Los nuevos muros de Europa

muritosCuando España se adhirió al proyecto europeo, el muro seguía en Berlín. Un año después lo crucé a pie con mi hermano Antonio, que entonces vivía en “Alemania Occidental”. Era un país que tenía aún su soberanía limitada por las potencias vencedoras de la II Guerra Mundial.

Entonces, atravesamos con un visado de tránsito “la Alemania del Este” en un automóvil matriculado en la RFA. Las normas no nos autorizaban a salir de la autopista, que tenía una limitación de velocidad muy firme. Si sufríamos una avería, debíamos esperar la llegada de la policía de “la Alemania Oriental” para solucionar el problema que tuviéramos. En ningún caso, con nuestro visado de tránsito, teníamos derecho a desviarnos hacia el pueblo inmediato para pedir ayuda mecánica o de ningún otro tipo.  

A principios de 1989, crucé de nuevo el muro en el mismo Checkpoint Charlie. Lo hice en autobús con un grupo de turistas que –en realidad- eran soldados estadounidenses acantonados en Berlín Oeste. Iban con algunos familiares. Los VoPos (Volkpolizei) revisaban los pasaportes y visados de cada cual con gesto pétreo y los ojos fijos. Nos decían si teníamos que mover la cabeza a derecha o izquierda para comprobar que nuestro perfil individual correspondía exactamente al de nuestro documento.

Esa era Europa cuando una España, recién salida de la transición, ingresó en una Comunidad que entonces fue de 12. España provocaba entusiasmos en todas partes.

Después, cayó el muro. Helmut Kohl y François Mitterrand se dejaron ver unidos de la mano mirando el horizonte. Las dos Alemanias se reunieron en una Europa comunitaria que había adoptado como bandera (en 1986) la del Consejo de Europa. Y esa Europa de 12 estrellas pronto fue de 15. Empezó a dudar de sí misma.

En sus márgenes, se desintegró la URSS. Estallaron conflictos armados en diversos países (en los Balcanes, en el Cáucaso, etcétera). Se negociaron los tratados de Schengen, Maastricht, Amsterdam y Lisboa. Europa rechazó a Turquía y a Marruecos. Y mostró su impotencia diplomática en la escena internacional, sus contradicciones (pre) históricas en aquellos conflictos: especialmente en la rota Yugoslavia.

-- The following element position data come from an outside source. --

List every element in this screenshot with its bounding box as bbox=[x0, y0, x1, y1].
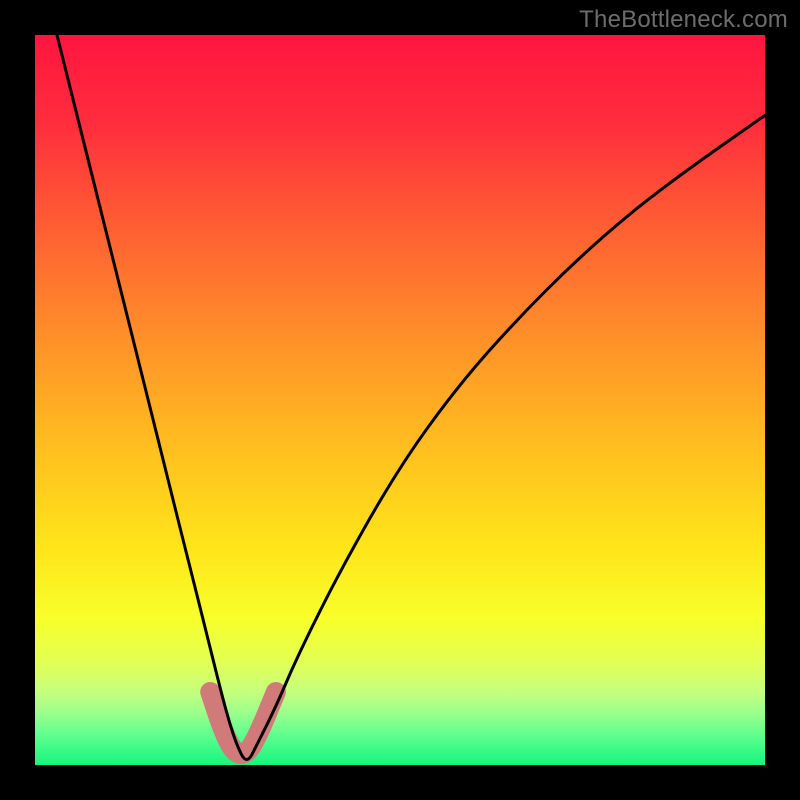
app-frame: TheBottleneck.com bbox=[0, 0, 800, 800]
bottleneck-chart bbox=[35, 35, 765, 765]
watermark-text: TheBottleneck.com bbox=[579, 6, 788, 34]
heat-background bbox=[35, 35, 765, 765]
plot-area bbox=[35, 35, 765, 765]
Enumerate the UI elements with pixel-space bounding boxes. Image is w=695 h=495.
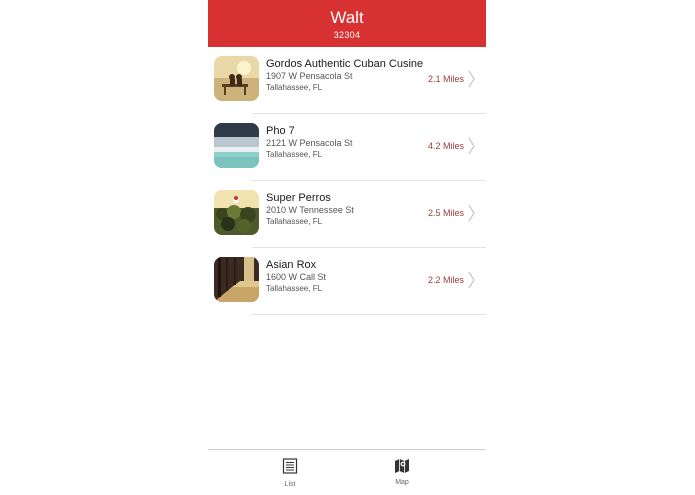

Los del sur dejamos de caer tan simpáticos hacia al norte. Alemania y los nórdicos empezaron a mirar obsesivamente hacia el Este, convertido ahora en área de expansión económica. Allí prevalecía también una inercia de mero seguimiento hacia Estados Unidos, idealizado en casi todos los terrenos. El euroescepticismo calculado de Londres empezó a suscitar simpatías en Praga y en Varsovia. La crisis de la primera década del siglo XXI derivó hacia el debilitamiento furibundo de la Europa social.

En la segunda ocasión en la que crucé aquel muro, yo estaba en Berlín rodando un programa “En Portada” para TVE, sobre los musulmanes turco-berlineses. Tenía conciencia de pertenecer a un proyecto europeo que me parecía más solidario con los derechos y libertades de todos. Y a pesar de discriminaciones diversas, no había el auge actual de partidos xenófobos en varios países europeos.

Desde luego no tengo nostalgia alguna de los bloques, ni echo de menos el Berlín dividido. Celebré su caída como el que más. Pero tampoco me gustan los nuevos muros de Europa: los del cinismo monetario, las instituciones cerradas al cambio, el muro que ahonda las desigualdades, el apartamiento creciente de los países del sur, de los trabajadores y de las políticas sociales, el olvido de la cultura como cemento de la Unión. Tampoco ese monolingüismo que impone un lenguaje unívoco y lo convierte en burocracia ideológica.

De modo que -pensando aquella Europa en la que ingresó España hace 30 años-, me pregunto: ¿Volverán a caer los muros que agrietan ahora el proyecto europeo? Como europeísta convencido, espero que sí, que sea posible.